Welcome to Yuko-en, the Official Kentucky-Japan Garden. Download our Self-Guided Tour Brochure
Yes, dogs are welcome in our garden!
Guided tours of the Yuko-en may be scheduled. Let us know. We would love to show you around our beautiful garden and tell you about its history.
(1) Tokugawa Gates
The large gate marks the entrance to the garden and represents the Tokugawa Shogunate Era 1603-1868. The gate was built by local craftsmen, carpenters and metal workers. To fully experience the garden, according to custom, as you enter, leave your worldly stresses and cares behind. The path is lined with native cane, a plant similar to Japanese bamboo.
(2-3) Tahara Snow Lantern
At the top of the path is a large Yukimi Gata, snow lantern. This type of lantern is most beautiful after a snowfall when the roof line is highlighted. Beyond the lantern is a Maple Grove, it includes a variety of maple trees from both America and Japan. From this point, the pathway opens to a portion of the garden that represents the Bluegrass Region, suggesting gentle rolling hills. The majority of trees in this area are redbuds and cedars. Our local redbuds offer a familiar spring color in Kentucky. To the left is a small Shizedourou lantern which honors the beauty of unrefined stone. It is meant to look as if it has been weathered in nature. Just ahead, in front of the vermillion bridge are Sakura or Japanese cherry trees.
(4) Koi Pond
Water is an important element in Japanese gardens and the large koi pond is a central feature of Yuko-En on the Elkhorn. Koi are the national fish of Japan. They can grow to more than three feet long and live for 100 years. The Iris bog at the southern end of the pond, with its decorative Kotoji lantern, serves as the pond’s natural bio-filter. Two other lanterns grace the pond, the Maru-yukimi round top snow viewing lantern and the Rankei lantern, with its arched supporting column extending over the lake so that its image is reflected in the pond.

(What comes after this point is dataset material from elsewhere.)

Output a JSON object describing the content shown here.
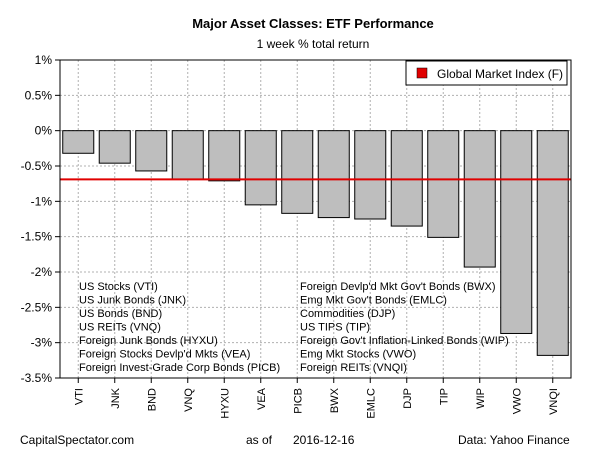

(5) Upper Waterfall and Mountain
A limestone outcropping forms the waterfall. The small cone shaped mountain form was inspired by the island of Yakushima in southern Japan, famous for its thousand year old cedar trees and great cascading mountain streams.
(6) Tahara Waterfall Garden
Just before you reach the lower falls, you will see a sculpture of Watanabe Kazan (1793-1841). See the Kazan handout to learn about his influence in our sister city Tahara
(7) North Elkhorn Creek
Elkhorn Creek was the pathway to settlements in the Bluegrass and continues to be a shared resource in the life of the community. In 1860, Walt Whitman wrote of the Elkhorn in his epic poem Leaves of Grass. The creek is part of the Shakkei or borrowed scenery of the garden.
(8) Wallace Dam
The pathway continues under the US 25 bridge to Cardome Landing, a small park with a picnic area and access to Elkhorn Creek. The waterfall created by the dam adds a charming view from the garden.
(9) Hermit’s Hut – Elkhorn Viewing Spot
Log structures are familiar to both Kentuckians and Japanese. Here, triangular cut logs replicate the ancient treasury building in Nara, Japan. The cedar posts at the front reflect a Japanese stylistic element. The weighted roof is used in the mountainous regions of Japan to hold shingles in place during typhoons. The rocky landscape approach is similar to the Temple of One Thousand steps in Akita Prefecture.
(10) Cerebral Dancer
Metal sculpture by Mark Wallis of Spencer, IN.
(11) Stone Garden
This is a classic Japanese style stone garden. The subtle patterns of the raked pebbles are meant to remind us of peaceful streams, the larger stones, islands. The moss along the base of the south wall provides a subtle green backdrop for the gray color of the stones. Enjoy the patterns raked by area volunteers.
(12) Children’s Stone Garden
A smaller stone garden has been constructed so that visitors can create their own design. Feel free to create as many patterns as you wish in this hands-on Japanese style stone garden. Inspiration for many raked patterns comes from the natural pattern found at the ocean or in river beds when water flows in and out leaving ripples in the sand.
(13) The Villa
Yet to be completed this lovely structure will serve as a community meeting place, event and educational center. Currently it is being used for Japanese style exhibits to be viewed through the windows.
(14) Arched Bridge and Dry Stream
The bridge arches over a stream similar to those in Japan’s volcanic mountain region. When the stream is dry, the rocks become a karesansui, dry landscape or dry mountain water. In this way the stream remains, whether there is water running or not. When flowing, the stream runs into the pond below.
(15) Raku House
This structure houses a kiln used to create a special type of pottery associated with the early tea ceremony in Japan, the raku tea bowl. This is the only working kiln within a Japanese style garden in or out of Japan. Event and monthly firings of the kiln by potters in the region are open to the public.
(16) Maho-An Tea House
Set in a lovely grove of pine trees, this open air building is designed to be used for the tea ceremony and also serves as a quiet resting place in the garden.